Saskatchewan Polytechnic has adopted MyCreds™, which will enable students and graduates to access their official academic documents using a virtual credential wallet. The virtual wallet was piloted at the institution in the Fall and has been expanded to include parchments, official transcripts, enrolment verifications, and documents for international students. “We are pleased to add the MyCreds™ platform at Saskatchewan Polytechnic as a secure, digital method for our learners and graduates to view and share their academic records,” said Sask Polytech AVP of Student Services Alice Miller.
Faculty at the Université de Laval have voted to end their strike. Syndicat des professeurs de l’Université Laval (SPUL) members voted 92.6% in favour of ending the strike; SPUL said that “the members felt that the gains obtained at the bargaining table were sufficient” to end the strike if ULaval’s board of directors ratifies the agreement. The conciliator’s proposal included a salary increase of 15% by 2026, the hiring of 80-90 new teachers by 2026, and changes to academic freedom. Professors returned to work yesterday and most classes will resume on Monday.

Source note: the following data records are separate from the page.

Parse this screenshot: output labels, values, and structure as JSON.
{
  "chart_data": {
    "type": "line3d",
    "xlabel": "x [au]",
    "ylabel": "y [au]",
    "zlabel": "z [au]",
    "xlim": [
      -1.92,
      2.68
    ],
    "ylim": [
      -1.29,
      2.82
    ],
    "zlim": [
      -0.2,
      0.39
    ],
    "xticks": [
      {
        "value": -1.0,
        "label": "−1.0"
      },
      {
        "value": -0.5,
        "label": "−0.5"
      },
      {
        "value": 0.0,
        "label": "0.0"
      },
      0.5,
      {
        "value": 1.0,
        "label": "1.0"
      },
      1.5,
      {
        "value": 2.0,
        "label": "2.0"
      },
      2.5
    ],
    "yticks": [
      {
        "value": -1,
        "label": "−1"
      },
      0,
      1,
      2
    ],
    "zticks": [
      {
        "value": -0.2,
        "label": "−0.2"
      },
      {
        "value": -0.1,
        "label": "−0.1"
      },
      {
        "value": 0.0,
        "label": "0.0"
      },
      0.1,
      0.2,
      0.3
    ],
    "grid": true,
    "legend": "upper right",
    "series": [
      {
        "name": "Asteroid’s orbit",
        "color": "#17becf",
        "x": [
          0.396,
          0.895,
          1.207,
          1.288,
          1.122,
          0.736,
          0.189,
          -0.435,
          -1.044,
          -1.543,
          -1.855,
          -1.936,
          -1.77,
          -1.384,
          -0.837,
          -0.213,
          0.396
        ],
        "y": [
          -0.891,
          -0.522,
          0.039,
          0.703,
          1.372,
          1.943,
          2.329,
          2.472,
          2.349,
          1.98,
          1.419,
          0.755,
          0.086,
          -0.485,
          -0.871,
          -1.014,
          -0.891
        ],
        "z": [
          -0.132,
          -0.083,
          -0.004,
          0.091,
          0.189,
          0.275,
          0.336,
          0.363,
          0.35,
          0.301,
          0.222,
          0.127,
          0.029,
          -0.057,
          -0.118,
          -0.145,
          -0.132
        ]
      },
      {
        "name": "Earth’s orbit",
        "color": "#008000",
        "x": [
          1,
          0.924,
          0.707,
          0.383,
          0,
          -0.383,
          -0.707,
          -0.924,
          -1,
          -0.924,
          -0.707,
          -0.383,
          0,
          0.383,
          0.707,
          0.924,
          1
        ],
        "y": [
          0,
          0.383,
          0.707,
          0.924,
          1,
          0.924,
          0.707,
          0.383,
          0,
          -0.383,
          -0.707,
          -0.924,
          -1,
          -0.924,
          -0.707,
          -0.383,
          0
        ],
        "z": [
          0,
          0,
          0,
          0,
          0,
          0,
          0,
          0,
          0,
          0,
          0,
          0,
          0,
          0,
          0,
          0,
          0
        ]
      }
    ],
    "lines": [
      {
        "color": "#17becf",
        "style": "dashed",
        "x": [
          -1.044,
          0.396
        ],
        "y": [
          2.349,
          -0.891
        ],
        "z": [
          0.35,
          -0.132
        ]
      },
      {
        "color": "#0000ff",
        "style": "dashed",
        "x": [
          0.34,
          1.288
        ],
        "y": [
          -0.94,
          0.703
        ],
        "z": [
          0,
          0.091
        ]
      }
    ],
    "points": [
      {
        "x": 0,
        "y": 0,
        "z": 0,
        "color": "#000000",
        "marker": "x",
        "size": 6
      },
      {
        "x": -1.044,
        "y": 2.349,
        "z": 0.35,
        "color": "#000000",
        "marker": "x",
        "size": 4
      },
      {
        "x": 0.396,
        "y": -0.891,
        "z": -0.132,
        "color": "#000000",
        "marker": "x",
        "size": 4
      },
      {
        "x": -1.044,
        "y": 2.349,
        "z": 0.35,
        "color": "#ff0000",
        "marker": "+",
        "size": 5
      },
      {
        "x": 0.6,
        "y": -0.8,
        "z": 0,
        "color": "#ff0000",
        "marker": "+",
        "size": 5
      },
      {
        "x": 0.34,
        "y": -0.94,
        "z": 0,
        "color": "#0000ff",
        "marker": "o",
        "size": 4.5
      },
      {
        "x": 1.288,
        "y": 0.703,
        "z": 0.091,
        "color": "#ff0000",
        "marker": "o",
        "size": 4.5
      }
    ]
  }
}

Toronto police are investigating a stabbing that took place on York University’s campus. Police received reports of a group of people fighting on Wednesday night, and the altercation reportedly involved a student and “several non-community members” who were known to each other. One man was taken to hospital in serious condition, but with non-life-threatening injuries. The suspects fled the scene. YorkU’s alert noted that “Toronto Police Service are investigating and have indicated that the incident was not random and that there is no immediate threat to the community.” YorkU said that it will be increasing campus security patrols in the area.
The Collège communautaire du Nouveau-Brunswick recently launched its new Technique de charpenterie coop program at its Dieppe campus. CCNB doyen de l’École des métiers Michel Caron said that this program will help fill critical labour shortages in construction, while simultaneously providing students with an opportunity to learn practical skills from local employers. The two-year carpentry program includes a 22-week paid internship, which will offer students hands-on experience in New Brunswick’s construction industry. An English version of the program will be offered by New Brunswick Community College.